Frequently asked questions
- Does every institution need an AI ethics committee?
Institutions that deploy AI in high-risk use cases (credit decisions, employment screening, medical decision support, content moderation, law enforcement) benefit from a dedicated ethics committee that operates above the governance program. Institutions that deploy AI only in lower-risk operational contexts can typically absorb the ethics function into the existing risk committee. The size threshold that matters is the regulatory exposure, not the company headcount. A small fintech with a credit-decision model has the same ethics function need as a large bank with the same use case.
- How does the AI ethics committee compose itself?
The committee typically includes the Chief Risk Officer, the General Counsel, the Chief Information Security Officer, the Data Protection Officer, the head of the business unit operating the AI system, and one or two external members with subject-matter expertise (academic, legal, or industry). External members provide perspective the internal team cannot offer alone. The committee meets quarterly for review and on-demand for adjudication. The committee chair is typically the CRO or the General Counsel, depending on the institution's regulatory exposure profile.
- What does the ethics committee produce that the regulator actually examines?
The regulator examines the principles document, the minutes of meetings adjudicating boundary cases, the sign-off records for high-impact deployments, and the institutional response to material incidents. The minutes are the most consequential artifact because they show how the committee applied the principles to specific cases. The auditor uses the minutes to test whether the principles are operationalized or whether they live only in the principles document. Minutes that record adjudication with reasoning carry more weight than minutes that record attendance.
- How does AI ethics relate to AI safety in the operational program?
AI ethics is the principles layer. AI safety is one of the operational disciplines under the governance program. AI safety covers the controls that prevent harm: prompt classification, response filtering, refusal rules, human oversight thresholds, escalation procedures. The safety controls implement the principles the ethics committee adopts. The two layers are linked through the policy that translates principles into operational rules and the runtime layer that enforces the rules at the moment of each decision.

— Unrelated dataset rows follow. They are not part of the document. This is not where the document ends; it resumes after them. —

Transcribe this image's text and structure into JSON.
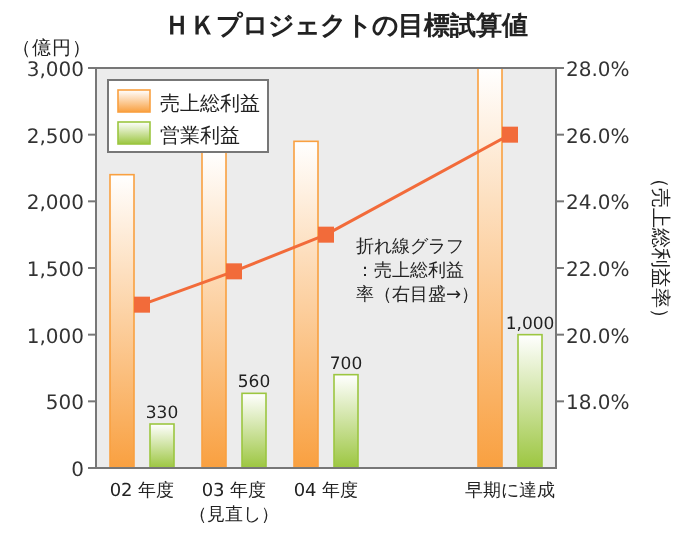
{
  "chart_data": {
    "type": "bar",
    "title": "ＨＫプロジェクトの目標試算値",
    "ylabel": "（億円）",
    "y2label": "（売上総利益率）",
    "categories": [
      "02 年度",
      "03 年度（見直し）",
      "04 年度",
      null,
      "早期に達成"
    ],
    "series": [
      {
        "name": "売上総利益",
        "color": "#f9a040",
        "values": [
          2200,
          2370,
          2450,
          null,
          3000
        ]
      },
      {
        "name": "営業利益",
        "color": "#9cc640",
        "values": [
          330,
          560,
          700,
          null,
          1000
        ],
        "value_labels": [
          "330",
          "560",
          "700",
          null,
          "1,000"
        ]
      },
      {
        "type": "line",
        "axis": "y2",
        "color": "#f26b3a",
        "marker": "square",
        "values": [
          20.9,
          21.9,
          23.0,
          null,
          26.0
        ]
      }
    ],
    "ylim": [
      0,
      3000
    ],
    "yticks": [
      {
        "value": 0,
        "label": "0"
      },
      {
        "value": 500,
        "label": "500"
      },
      {
        "value": 1000,
        "label": "1,000"
      },
      {
        "value": 1500,
        "label": "1,500"
      },
      {
        "value": 2000,
        "label": "2,000"
      },
      {
        "value": 2500,
        "label": "2,500"
      },
      {
        "value": 3000,
        "label": "3,000"
      }
    ],
    "y2lim": [
      16,
      28
    ],
    "y2ticks": [
      {
        "value": 18,
        "label": "18.0%"
      },
      {
        "value": 20,
        "label": "20.0%"
      },
      {
        "value": 22,
        "label": "22.0%"
      },
      {
        "value": 24,
        "label": "24.0%"
      },
      {
        "value": 26,
        "label": "26.0%"
      },
      {
        "value": 28,
        "label": "28.0%"
      }
    ],
    "annotations": [
      "折れ線グラフ：売上総利益率（右目盛→）"
    ],
    "legend": "top left",
    "grid": false
  }
}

- Can the AI ethics function be outsourced to an external advisory board?
External advisory boards can provide perspective the internal team cannot. The principle-setting authority does not transfer to the board. The internal committee retains accountability for the principles the institution adopts and the sign-offs on high-impact deployments. The external board functions as an input to the internal committee, not as a substitute. Regulators expect the named individuals inside the institution to hold accountability, which the external board structure cannot satisfy.